### statistical packet distribution with iptables

So, Linux iptables has a couple of modules which allow you to distribute traffic across multiple hosts. But there isn’t any good documentation I can find which *correctly* explains how to use them. I figured it out, so I’m going to share. :)

Say you have four systems, and you want to distribute traffic evenly among them in a round-robin fashion. New connection 1 goes to server 1, new connection 2 goes to server 2, and so on. You can use the “nth” module for that. I want to do this with CFEngine, so I’ll use incoming port 5308, and will create a new chain to keep my rules somewhat clean:

sudo iptables -t nat -N CFENGINE

sudo iptables -t nat -F CFENGINE

sudo iptables -t nat -A CFENGINE -p tcp \

-m conntrack --ctstate NEW \

-m statistic --mode nth --every 4 \

-j DNAT --to-destination server1:5308

sudo iptables -t nat -A CFENGINE -p tcp \

-m conntrack --ctstate NEW \

-m statistic --mode nth --every 3 \

-j DNAT --to-destination server2:5308

sudo iptables -t nat -A CFENGINE -p tcp \

-m conntrack --ctstate NEW \

-m statistic --mode nth --every 2 \

-j DNAT --to-destination server3:5308

sudo iptables -t nat -A CFENGINE -p tcp \

-m conntrack --ctstate NEW \

-m statistic --mode nth --every 1 \

-j DNAT --to-destination server4:5308

sudo iptables -A PREROUTING -p tcp \

-m tcp --dport 5308 -j CFENGINE

How does that work? Connections coming in with port 5308 all go to the CFEngine chain. Every fourth packet (25%) will get redirected to server1. The other three packets will pass through that rule. So, you have 3/4 of the traffic hitting the next rule. Of those, every third packet will go to server 2, and the other two will pass on through. Of those two packets going through, one out of every two goes to server 3, and the other passes through. Then, finally, 1 out of every one packets (or “all of them”) goes to server 4. That last rule doesn’t need the “nth” thing, but I like to leave it in there for consistency.

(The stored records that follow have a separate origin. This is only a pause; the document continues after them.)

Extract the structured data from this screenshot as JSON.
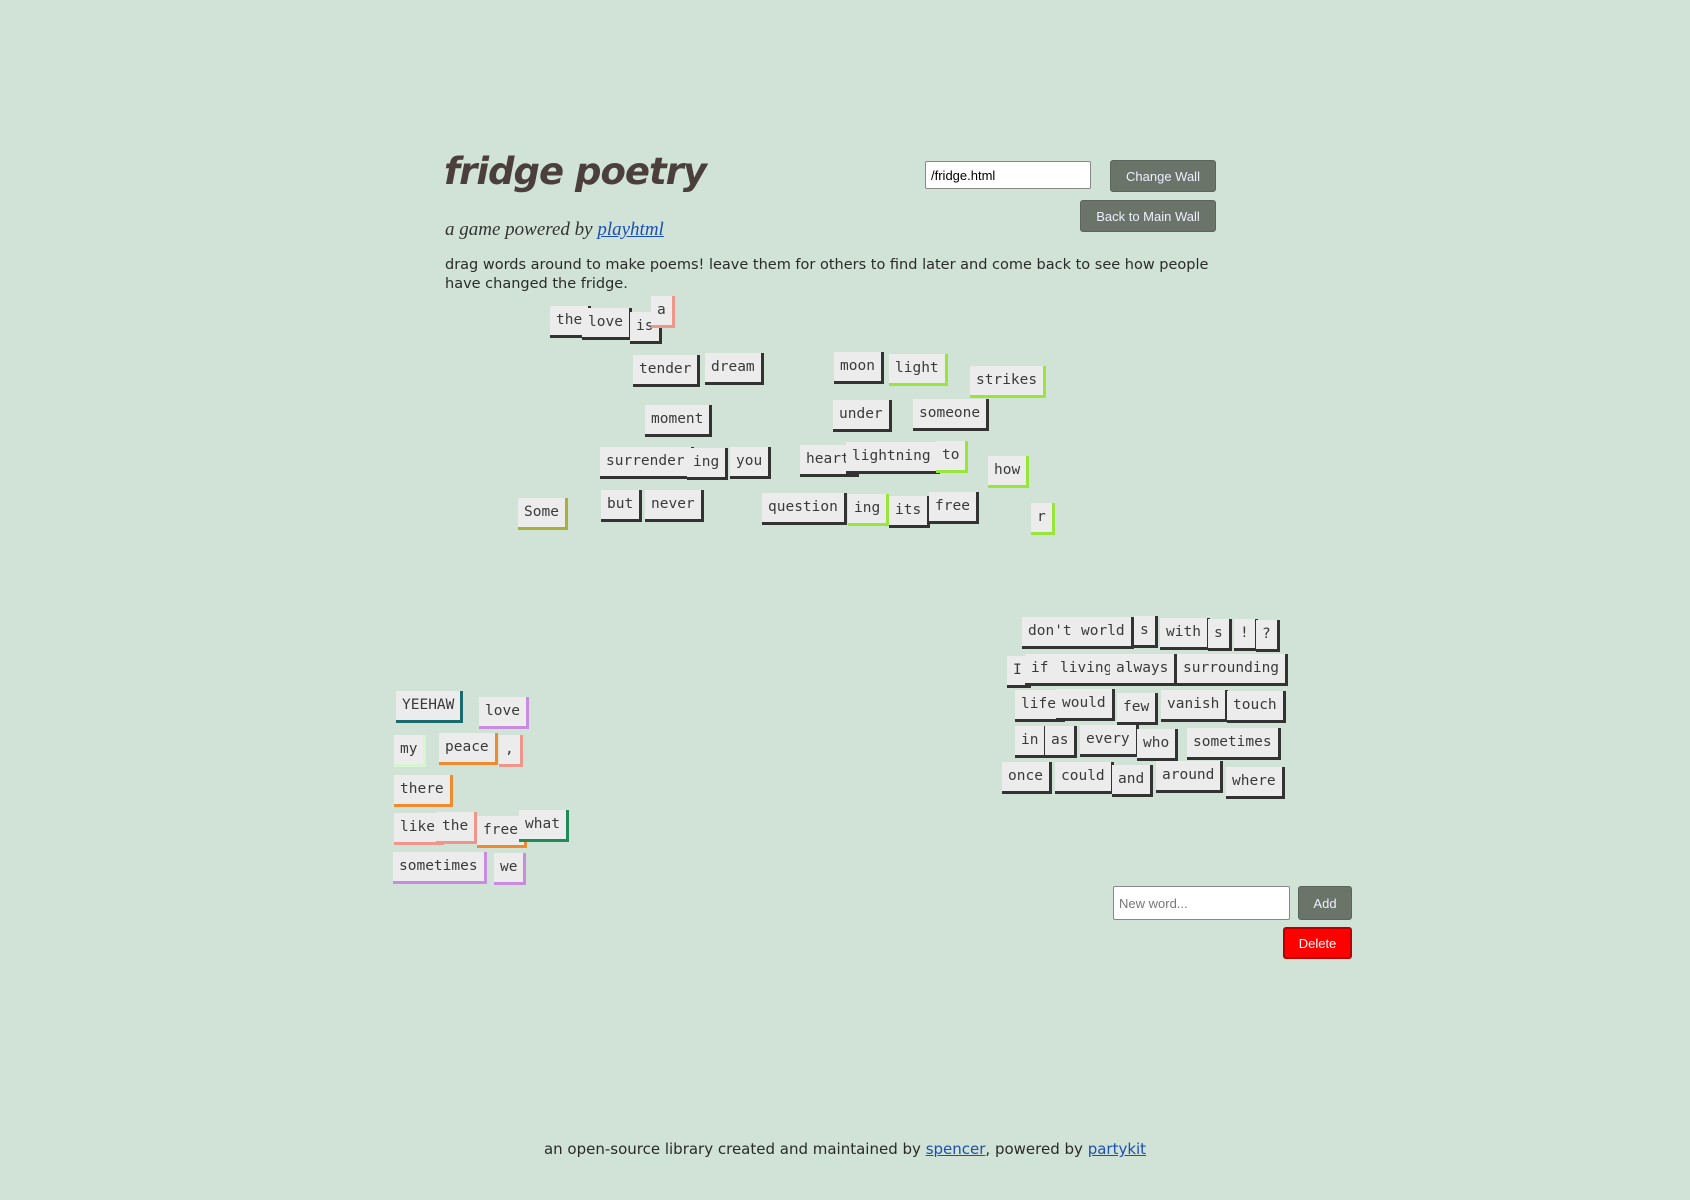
{
  "header": {
    "title": "fridge poetry",
    "subtitle_prefix": "a game powered by",
    "subtitle_link": "playhtml",
    "description": "drag words around to make poems! leave them for others to find later and come back to see how people have changed the fridge."
  },
  "controls": {
    "wall_value": "/fridge.html",
    "change_wall_label": "Change Wall",
    "back_label": "Back to Main Wall",
    "new_word_placeholder": "New word...",
    "add_label": "Add",
    "delete_label": "Delete"
  },
  "footer": {
    "prefix": "an open-source library created and maintained by",
    "link1": "spencer",
    "middle": ", powered by",
    "link2": "partykit"
  },
  "colors": {
    "background": "#d1e3d6",
    "shadow_dark": "#333333",
    "green": "#99e63a",
    "salmon": "#f0958a",
    "orange": "#ef8a2e",
    "violet": "#c98be0",
    "teal": "#1a6b6e",
    "olive": "#a8b03a",
    "emerald": "#1f8a5a",
    "mint": "#d6f5d0",
    "delete": "#ff0000",
    "link": "#1a4fb5"
  },
  "words": [
    {
      "text": "the",
      "color": "dark"
    },
    {
      "text": "love",
      "color": "dark"
    },
    {
      "text": "is",
      "color": "dark"
    },
    {
      "text": "a",
      "color": "salmon"
    },
    {
      "text": "tender",
      "color": "dark"
    },
    {
      "text": "dream",
      "color": "dark"
    },
    {
      "text": "moon",
      "color": "dark"
    },
    {
      "text": "light",
      "color": "green"
    },
    {
      "text": "strikes",
      "color": "green"
    },
    {
      "text": "moment",
      "color": "dark"
    },
    {
      "text": "under",
      "color": "dark"
    },
    {
      "text": "someone",
      "color": "dark"
    },
    {
      "text": "surrender",
      "color": "dark"
    },
    {
      "text": "ing",
      "color": "dark"
    },
    {
      "text": "you",
      "color": "dark"
    },
    {
      "text": "heart",
      "color": "dark"
    },
    {
      "text": "lightning",
      "color": "dark"
    },
    {
      "text": "to",
      "color": "green"
    },
    {
      "text": "how",
      "color": "green"
    },
    {
      "text": "Some",
      "color": "olive"
    },
    {
      "text": "but",
      "color": "dark"
    },
    {
      "text": "never",
      "color": "dark"
    },
    {
      "text": "question",
      "color": "dark"
    },
    {
      "text": "ing",
      "color": "green"
    },
    {
      "text": "its",
      "color": "dark"
    },
    {
      "text": "free",
      "color": "dark"
    },
    {
      "text": "r",
      "color": "green"
    },
    {
      "text": "don't",
      "color": "dark"
    },
    {
      "text": "world",
      "color": "dark"
    },
    {
      "text": "s",
      "color": "dark"
    },
    {
      "text": "with",
      "color": "dark"
    },
    {
      "text": "s",
      "color": "dark"
    },
    {
      "text": "!",
      "color": "dark"
    },
    {
      "text": "?",
      "color": "dark"
    },
    {
      "text": "I",
      "color": "dark"
    },
    {
      "text": "if",
      "color": "dark"
    },
    {
      "text": "living",
      "color": "dark"
    },
    {
      "text": "always",
      "color": "dark"
    },
    {
      "text": "surrounding",
      "color": "dark"
    },
    {
      "text": "life",
      "color": "dark"
    },
    {
      "text": "would",
      "color": "dark"
    },
    {
      "text": "few",
      "color": "dark"
    },
    {
      "text": "vanish",
      "color": "dark"
    },
    {
      "text": "touch",
      "color": "dark"
    },
    {
      "text": "in",
      "color": "dark"
    },
    {
      "text": "as",
      "color": "dark"
    },
    {
      "text": "every",
      "color": "dark"
    },
    {
      "text": "who",
      "color": "dark"
    },
    {
      "text": "sometimes",
      "color": "dark"
    },
    {
      "text": "once",
      "color": "dark"
    },
    {
      "text": "could",
      "color": "dark"
    },
    {
      "text": "and",
      "color": "dark"
    },
    {
      "text": "around",
      "color": "dark"
    },
    {
      "text": "where",
      "color": "dark"
    },
    {
      "text": "YEEHAW",
      "color": "teal"
    },
    {
      "text": "love",
      "color": "violet"
    },
    {
      "text": "my",
      "color": "mint"
    },
    {
      "text": "peace",
      "color": "orange"
    },
    {
      "text": ",",
      "color": "salmon"
    },
    {
      "text": "there",
      "color": "orange"
    },
    {
      "text": "like",
      "color": "salmon"
    },
    {
      "text": "the",
      "color": "salmon"
    },
    {
      "text": "free",
      "color": "orange"
    },
    {
      "text": "what",
      "color": "emerald"
    },
    {
      "text": "sometimes",
      "color": "violet"
    },
    {
      "text": "we",
      "color": "violet"
    }
  ]
}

You’ll see some documentation online showing “–every 4” on all four lines, but that doesn’t work; each rule is processing the remainder of packets which pass through the rules above, so you would end up with 25% of the traffic going to the first server, then 25% of 75% (about 19%) going to the second rule, etc. In current Linux kernels, the rules don’t share a counter – and they haven’t for years.

Those rules work in round-robin fashion. If you want to do something more complex with an uneven distribution, you can either find a common demoninator and alternate hosts, or use the probability module. With that one, the rule uses a random number for each packet which will match some percentage of the time. So, say you have the same four servers. You want servers 1, 2, and 3 to get about 30% of the incoming new traffic each, and server 4 should only get about 10%:

`sudo iptables -t nat -N CFENGINE`

sudo iptables -t nat -F CFENGINE

sudo iptables -t nat -A CFENGINE -p tcp \

-m conntrack --ctstate NEW \

-m statistic --mode random --probability 0.3000 \

-j DNAT --to-destination server1:5308

sudo iptables -t nat -A CFENGINE -p tcp \

-m conntrack --ctstate NEW \

-m statistic --mode random --probability 0.4286 \

-j DNAT --to-destination server2:5308

sudo iptables -t nat -A CFENGINE -p tcp \

-m conntrack --ctstate NEW \

-m statistic --mode random --probability 0.7500 \

-j DNAT --to-destination server3:5308

sudo iptables -t nat -A CFENGINE -p tcp \

-m conntrack --ctstate NEW \

-j DNAT --to-destination server4:5308

sudo iptables -A PREROUTING -p tcp \

-m tcp --dport 5308 -j CFENGINE

So, what’s the deal with those numbers? Well, it’s the same thing as the other one. Server 1 gets 30% of the traffic, so the probability should be 0.3 – which is 30/100. Then 70% passes through. So, server 2 only sees 70% of the traffic. So, it needs to match 30% *of 70%* – which is 30/70, or 0.428571. It’s matching about 43% of the remainder, which is 30% of the total. For server three, 60% of the traffic is gone now, so it gets 30/40, which is 0.75; in other words, 75% of the remainder is 30% of the total after 60% is gone. After that, we should have about 10% left, and we want to match 100% of the remainder. Even though I like consistency, I don’t want to allow any traffic to pass this chain (which would mean processing would go back to the prerouting chain, surprising everyone). So, I didn’t use a probability module on the last rule; it just always matches if traffic gets that far.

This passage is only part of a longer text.